Dogecoin has entered a phase of consolidation after declining from its recent rejection at $0.12 resistance. The cryptocurrency lost key market structure levels during the pullback, including the point of control and value area low. Price has now reached the $0.11 swing low, where early signs of demand are emerging. The current price action suggests a potential swing failure pattern may be developing.
This technical setup occurs when the price briefly breaks below a key support level but fails to maintain acceptance. Instead of continuing lower, the asset reclaims the broken level on a closing basis. Such patterns often indicate that sell-side liquidity has been absorbed rather than marking the start of a sustained downtrend. Wicks below the $0.11 level show that stop losses were triggered.
However, the lack of follow-through selling pressure indicates larger market participants may be accumulating positions.
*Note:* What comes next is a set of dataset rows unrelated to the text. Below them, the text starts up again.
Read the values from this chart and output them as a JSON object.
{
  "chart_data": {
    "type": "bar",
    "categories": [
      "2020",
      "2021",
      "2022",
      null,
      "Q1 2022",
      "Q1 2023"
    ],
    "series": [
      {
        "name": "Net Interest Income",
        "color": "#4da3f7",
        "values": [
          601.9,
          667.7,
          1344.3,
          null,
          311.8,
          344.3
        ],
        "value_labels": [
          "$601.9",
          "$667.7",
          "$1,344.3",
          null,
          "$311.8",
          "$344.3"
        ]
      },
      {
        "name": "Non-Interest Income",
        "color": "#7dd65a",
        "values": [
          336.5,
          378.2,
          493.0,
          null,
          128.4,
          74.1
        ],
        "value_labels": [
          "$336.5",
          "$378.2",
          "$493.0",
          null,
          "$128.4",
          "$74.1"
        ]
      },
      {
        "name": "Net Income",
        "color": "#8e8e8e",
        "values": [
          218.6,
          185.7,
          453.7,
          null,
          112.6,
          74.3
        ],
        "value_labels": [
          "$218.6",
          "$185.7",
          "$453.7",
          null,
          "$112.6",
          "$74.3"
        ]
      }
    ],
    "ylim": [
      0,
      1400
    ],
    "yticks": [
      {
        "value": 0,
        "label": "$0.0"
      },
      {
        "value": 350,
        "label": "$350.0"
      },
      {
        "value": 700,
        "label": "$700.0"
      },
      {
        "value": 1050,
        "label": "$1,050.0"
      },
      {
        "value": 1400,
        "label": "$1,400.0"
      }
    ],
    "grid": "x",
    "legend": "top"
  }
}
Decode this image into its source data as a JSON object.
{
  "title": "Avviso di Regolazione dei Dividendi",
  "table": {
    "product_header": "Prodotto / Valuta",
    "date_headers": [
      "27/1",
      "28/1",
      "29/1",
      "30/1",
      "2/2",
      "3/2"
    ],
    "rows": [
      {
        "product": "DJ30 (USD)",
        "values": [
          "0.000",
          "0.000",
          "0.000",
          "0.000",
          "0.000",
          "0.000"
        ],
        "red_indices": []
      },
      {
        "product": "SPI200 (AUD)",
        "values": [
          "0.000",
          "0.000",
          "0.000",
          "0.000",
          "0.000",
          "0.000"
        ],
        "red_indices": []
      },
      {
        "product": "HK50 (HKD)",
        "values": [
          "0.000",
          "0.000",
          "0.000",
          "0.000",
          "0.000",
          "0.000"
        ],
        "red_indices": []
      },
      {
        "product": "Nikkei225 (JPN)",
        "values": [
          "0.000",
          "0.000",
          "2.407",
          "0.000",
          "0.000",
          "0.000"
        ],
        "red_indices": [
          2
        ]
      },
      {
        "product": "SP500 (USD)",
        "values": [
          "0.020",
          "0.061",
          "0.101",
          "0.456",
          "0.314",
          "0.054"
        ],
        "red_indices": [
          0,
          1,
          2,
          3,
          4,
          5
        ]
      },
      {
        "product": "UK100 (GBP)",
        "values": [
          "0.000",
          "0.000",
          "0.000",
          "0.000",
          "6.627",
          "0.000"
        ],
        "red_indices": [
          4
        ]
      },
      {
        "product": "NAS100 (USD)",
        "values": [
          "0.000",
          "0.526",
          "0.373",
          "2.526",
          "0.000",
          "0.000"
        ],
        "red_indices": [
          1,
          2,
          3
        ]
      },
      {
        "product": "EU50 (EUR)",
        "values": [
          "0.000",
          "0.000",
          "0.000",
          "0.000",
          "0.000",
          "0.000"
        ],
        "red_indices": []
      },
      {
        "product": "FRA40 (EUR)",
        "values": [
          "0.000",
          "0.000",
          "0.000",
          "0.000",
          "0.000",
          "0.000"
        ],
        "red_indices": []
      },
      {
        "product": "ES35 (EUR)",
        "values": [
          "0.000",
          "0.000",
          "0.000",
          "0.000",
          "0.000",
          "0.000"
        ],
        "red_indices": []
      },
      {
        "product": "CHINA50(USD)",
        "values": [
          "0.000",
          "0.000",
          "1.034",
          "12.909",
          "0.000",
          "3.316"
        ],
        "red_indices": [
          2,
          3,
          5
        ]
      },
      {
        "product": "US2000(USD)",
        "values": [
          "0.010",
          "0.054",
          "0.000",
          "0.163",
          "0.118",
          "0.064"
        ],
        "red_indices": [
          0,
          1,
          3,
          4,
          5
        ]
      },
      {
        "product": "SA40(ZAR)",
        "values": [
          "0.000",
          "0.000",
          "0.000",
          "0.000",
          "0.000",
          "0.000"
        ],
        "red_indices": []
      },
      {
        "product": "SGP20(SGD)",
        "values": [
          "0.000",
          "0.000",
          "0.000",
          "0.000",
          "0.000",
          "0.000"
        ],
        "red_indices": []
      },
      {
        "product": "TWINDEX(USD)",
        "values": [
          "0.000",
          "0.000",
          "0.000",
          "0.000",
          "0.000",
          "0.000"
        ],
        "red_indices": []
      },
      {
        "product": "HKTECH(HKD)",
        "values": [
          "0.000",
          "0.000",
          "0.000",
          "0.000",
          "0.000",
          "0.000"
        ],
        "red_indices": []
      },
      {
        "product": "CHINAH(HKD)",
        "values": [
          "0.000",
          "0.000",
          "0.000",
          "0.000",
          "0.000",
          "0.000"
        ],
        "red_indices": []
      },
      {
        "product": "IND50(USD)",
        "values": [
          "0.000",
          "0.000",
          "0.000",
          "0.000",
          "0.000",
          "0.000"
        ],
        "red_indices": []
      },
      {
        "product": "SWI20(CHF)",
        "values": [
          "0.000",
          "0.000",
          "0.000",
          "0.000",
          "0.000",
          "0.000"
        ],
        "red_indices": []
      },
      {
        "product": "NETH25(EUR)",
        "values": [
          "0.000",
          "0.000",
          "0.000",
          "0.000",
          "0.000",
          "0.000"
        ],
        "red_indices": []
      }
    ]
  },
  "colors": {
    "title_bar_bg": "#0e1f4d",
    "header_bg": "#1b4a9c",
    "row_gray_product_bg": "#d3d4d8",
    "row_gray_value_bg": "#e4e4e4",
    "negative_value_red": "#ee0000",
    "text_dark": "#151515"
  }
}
Dogecoin has closed above this swing low multiple times, preventing a breakdown in market structure. The rejection from $0.12 marked a clear shift in short-term momentum. Traders who entered positions at higher levels were forced to exit as support zones failed.
This accelerated the decline toward $0.11, where historical demand has previously emerged. Volume patterns during the decline show typical characteristics of a liquidation move. Sellers dominated as the price broke through intermediate support levels. The current consolidation at $0.11 shows reduced selling pressure compared to the initial breakdown.
For the swing failure pattern to be confirmed, Dogecoin needs to demonstrate sustained acceptance above $0.11. Volume expansion would strengthen the case for a relief bounce. Without this confirmation, the pattern remains speculative rather than actionable. Even if Dogecoin bounces from its current levels, the path higher faces significant obstacles.